They start a good 'ol country song with the French national anthem(2:20)?
No Way Jose.
Those are the grayest black kids I've ever seen.
Their lip-synching is worse than Milli Vanilli.
That's right, children of the world, Jesus loves YOU. Whether you're Belgian, Argonian, Swedish, Spanish, Australian, Austrian and everything in between (including you crazy letter Z-starting countries I've neglected to mention). Whether your musical scales are tritonic, pentatonic or heptatonic, major or minor. Whether you wear pointy hats, parachute pants or the sacred hawk feathers that carry within them, the spirits of your honored ancestors (who may or may not be Jesus). Jesus loves all of you!

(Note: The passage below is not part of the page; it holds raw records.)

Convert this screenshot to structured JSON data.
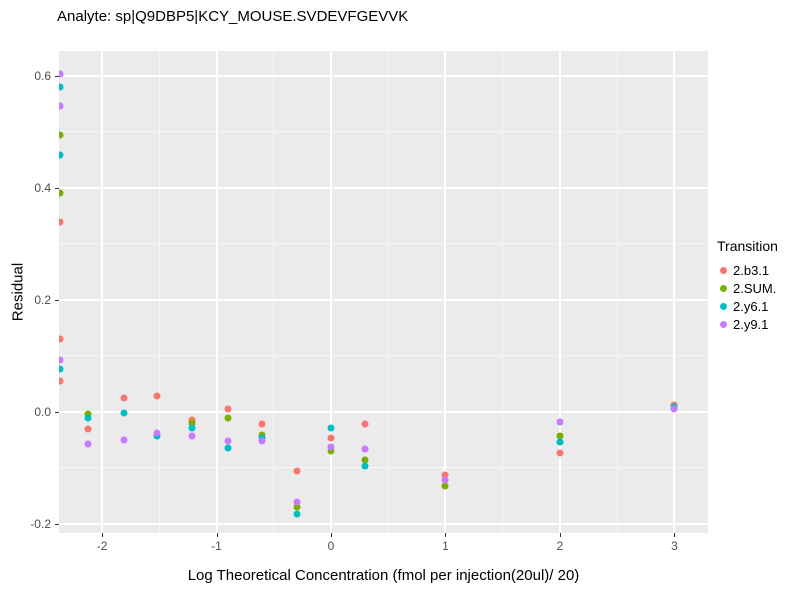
{
  "title": "Analyte: sp|Q9DBP5|KCY_MOUSE.SVDEVFGEVVK",
  "chart_data": {
    "type": "scatter",
    "title": "Analyte: sp|Q9DBP5|KCY_MOUSE.SVDEVFGEVVK",
    "xlabel": "Log Theoretical Concentration (fmol per injection(20ul)/ 20)",
    "ylabel": "Residual",
    "xlim": [
      -2.376,
      3.293
    ],
    "ylim": [
      -0.216,
      0.644
    ],
    "x_ticks": [
      -2,
      -1,
      0,
      1,
      2,
      3
    ],
    "x_tick_labels": [
      "-2",
      "-1",
      "0",
      "1",
      "2",
      "3"
    ],
    "y_ticks": [
      0.6,
      0.4,
      0.2,
      0.0,
      -0.2
    ],
    "y_tick_labels": [
      "0.6",
      "0.4",
      "0.2",
      "0.0",
      "-0.2"
    ],
    "x_minor_ticks": [
      -1.5,
      -0.5,
      0.5,
      1.5,
      2.5
    ],
    "y_minor_ticks": [
      0.5,
      0.3,
      0.1,
      -0.1
    ],
    "grid": true,
    "panel_background": "#EBEBEB",
    "legend_position": "right",
    "legend_title": "Transition",
    "series": [
      {
        "name": "2.b3.1",
        "color": "#F8766D",
        "points": [
          [
            -2.37,
            0.339
          ],
          [
            -2.37,
            0.131
          ],
          [
            -2.37,
            0.056
          ],
          [
            -2.12,
            -0.03
          ],
          [
            -1.81,
            0.025
          ],
          [
            -1.52,
            0.028
          ],
          [
            -1.21,
            -0.014
          ],
          [
            -0.9,
            0.006
          ],
          [
            -0.6,
            -0.021
          ],
          [
            -0.3,
            -0.105
          ],
          [
            0.0,
            -0.046
          ],
          [
            0.3,
            -0.021
          ],
          [
            1.0,
            -0.112
          ],
          [
            2.0,
            -0.074
          ],
          [
            3.0,
            0.012
          ]
        ]
      },
      {
        "name": "2.SUM.",
        "color": "#7CAE00",
        "points": [
          [
            -2.37,
            0.494
          ],
          [
            -2.37,
            0.391
          ],
          [
            -2.12,
            -0.004
          ],
          [
            -1.21,
            -0.02
          ],
          [
            -0.9,
            -0.01
          ],
          [
            -0.6,
            -0.041
          ],
          [
            -0.3,
            -0.169
          ],
          [
            0.0,
            -0.07
          ],
          [
            0.3,
            -0.085
          ],
          [
            1.0,
            -0.132
          ],
          [
            2.0,
            -0.043
          ]
        ]
      },
      {
        "name": "2.y6.1",
        "color": "#00BFC4",
        "points": [
          [
            -2.37,
            0.579
          ],
          [
            -2.37,
            0.458
          ],
          [
            -2.37,
            0.077
          ],
          [
            -2.12,
            -0.011
          ],
          [
            -1.81,
            -0.002
          ],
          [
            -1.52,
            -0.043
          ],
          [
            -1.21,
            -0.028
          ],
          [
            -0.9,
            -0.064
          ],
          [
            -0.6,
            -0.047
          ],
          [
            -0.3,
            -0.182
          ],
          [
            0.0,
            -0.028
          ],
          [
            0.3,
            -0.096
          ],
          [
            2.0,
            -0.053
          ],
          [
            3.0,
            0.008
          ]
        ]
      },
      {
        "name": "2.y9.1",
        "color": "#C77CFF",
        "points": [
          [
            -2.37,
            0.603
          ],
          [
            -2.37,
            0.545
          ],
          [
            -2.37,
            0.092
          ],
          [
            -2.12,
            -0.058
          ],
          [
            -1.81,
            -0.05
          ],
          [
            -1.52,
            -0.037
          ],
          [
            -1.21,
            -0.043
          ],
          [
            -0.9,
            -0.052
          ],
          [
            -0.6,
            -0.052
          ],
          [
            -0.3,
            -0.16
          ],
          [
            0.0,
            -0.062
          ],
          [
            0.3,
            -0.066
          ],
          [
            1.0,
            -0.121
          ],
          [
            2.0,
            -0.018
          ],
          [
            3.0,
            0.005
          ]
        ]
      }
    ]
  }
}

Except the little Arab children, sorry. In 1982, Jesus Court made the ruling that these poor souls are not actually human children, but a kind of fish. This hereby absolves Jesus of the responsibility of loving them. This also means that they can be eaten during Lent.
Five stars for "Argonian".
Pity that I already voted, so they will have to be merely honorary.
*cue theme from "Shaft" as run through a Casio keyboard with vocals straight out of a bag of Wonder Bread*
Oh shit. "Red" means Indians, not communists.
Minor revelation here.
It ain't easy being white
|Sean Robinson |
I like the Neil Young "Broken Arrow"-esque breakdowns into the chorus.
Blaaaaaaaaaack just sounded ominous.
Sweet Jesus. A Spanish hat on the Messuicano... and "black" sounded like they were coughing up furballs.
But I fear that I must remove a star because the French were not green.
I literally was so taken aback by the black kids segment that I felt light headed. It's so innocently offensive that you almost feel bad for the naive churchgoers who orchestrated the whole mess. Almost.